Carol Burris, executive director of the Network for Public Education, expresses outrage because the National Alliance for Public Charter Schools has asked for federal rescue money for charter schools, although they have suffered no losses.

She writes:

Shame on the National Alliance for Public Charter Schools!

I have great sympathy for small businesses that are devastated by COVID-19. And I am glad that the Small Business Administration is giving those businesses low-interest loans to cushion the blow. It is shocking, therefore, that the National Alliance of Public Charter Schools is actively encouraging its members to take advantage of those taxpayer funds intended for small businesses, although their income has not been interrupted at all.

Read below what the National Alliance of Public Charter Schools included in its weekly newsletter:

“SBA Emergency Loans Now Available to Charter Schools

“The U.S. Small Business Administration (SBA) now has authority to offer emergency loans to both small businesses and nonprofits under its Economic Injury Disaster Loan (EIDL) program in eligible areas. While SBA authorities are focused on small businesses, we worked with federal lawmakers to ensure that the loan funding for this crisis is offered to charter schools and other nonprofits to borrow up to $2 million for up to 30 years at 2.75 percent for nonprofits. These loans are designed to help businesses and nonprofits meet financial obligations and operating expenses that would not be of concern if the COVID disaster had not occurred.”

By the way, some of these loans will not need to be repaid.

Are charter schools following Executive Director Nina Rees’s (former employee of Dick Cheney) advice?

Yes, they are.

Read this story that just appeared in the Washington Post.

According to reporter Perry Stein, even though D.C. charter schools, like public schools, get most of their funding from the government, they can apply for funds under the CARES Act. Yet, public schools cannot.

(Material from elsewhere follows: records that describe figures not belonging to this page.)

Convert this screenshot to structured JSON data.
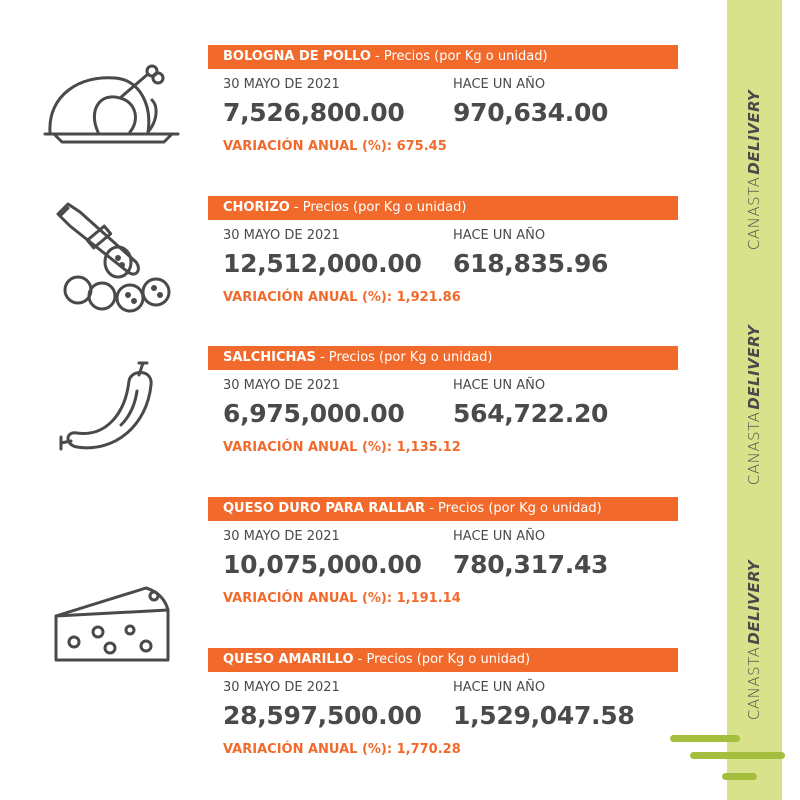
{
  "brand": {
    "prefix": "CANASTA",
    "name": "DELIVERY"
  },
  "suffix": " - Precios (por Kg o unidad)",
  "date_label": "30 MAYO DE 2021",
  "year_label": "HACE UN AÑO",
  "variation_label": "VARIACIÓN ANUAL (%):",
  "products": [
    {
      "name": "BOLOGNA DE POLLO",
      "current": "7,526,800.00",
      "previous": "970,634.00",
      "variation": "675.45",
      "icon": "roast-chicken-icon"
    },
    {
      "name": "CHORIZO",
      "current": "12,512,000.00",
      "previous": "618,835.96",
      "variation": "1,921.86",
      "icon": "chorizo-icon"
    },
    {
      "name": "SALCHICHAS",
      "current": "6,975,000.00",
      "previous": "564,722.20",
      "variation": "1,135.12",
      "icon": "sausage-icon"
    },
    {
      "name": "QUESO DURO PARA RALLAR",
      "current": "10,075,000.00",
      "previous": "780,317.43",
      "variation": "1,191.14",
      "icon": "cheese-icon"
    },
    {
      "name": "QUESO AMARILLO",
      "current": "28,597,500.00",
      "previous": "1,529,047.58",
      "variation": "1,770.28",
      "icon": "none"
    }
  ],
  "colors": {
    "accent": "#f26a2b",
    "sidebar": "#d8e28a",
    "decor": "#a4bf3e",
    "text": "#4a4a4a"
  }
}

”Charters claim they need the money because they have to give out laptops to their students. So do public schools. Charters claim they may lose donations. It is doubtful that the billionaires who give them money will stop. When crises occur, billionaires do just fine.

”Once again, the charter sector, through the lobbying efforts of Nina Rees of the National Alliance of Public Charter Schools, worked behind the scenes to gain fiscal advantage for the privately operated schools they claim are public schools.

”This time Rees did it during a crisis of enormous proportions–one that is devasting the small business community for which so many charter and public school parents work.”

Will the National Alliance, which is flush with cash, also apply for these funds? We will do our best to find out. Although our donations have decreased, the Network for Public Education will not apply for these funds. In fact, we are actively asking our members to donate to organizations that are providing crisis relief.

Charters claim to be public schools–except when being a “business” is to their advantage.

Charters claim to be “public schools” when that’s where the money is. But when the money is available for small businesses, they claim to be small businesses. Public schools aren’t eligible for the federal money. But charter schools are.

Public schools are not small businesses. Charters just defined themselves: Not public schools. Small businesses.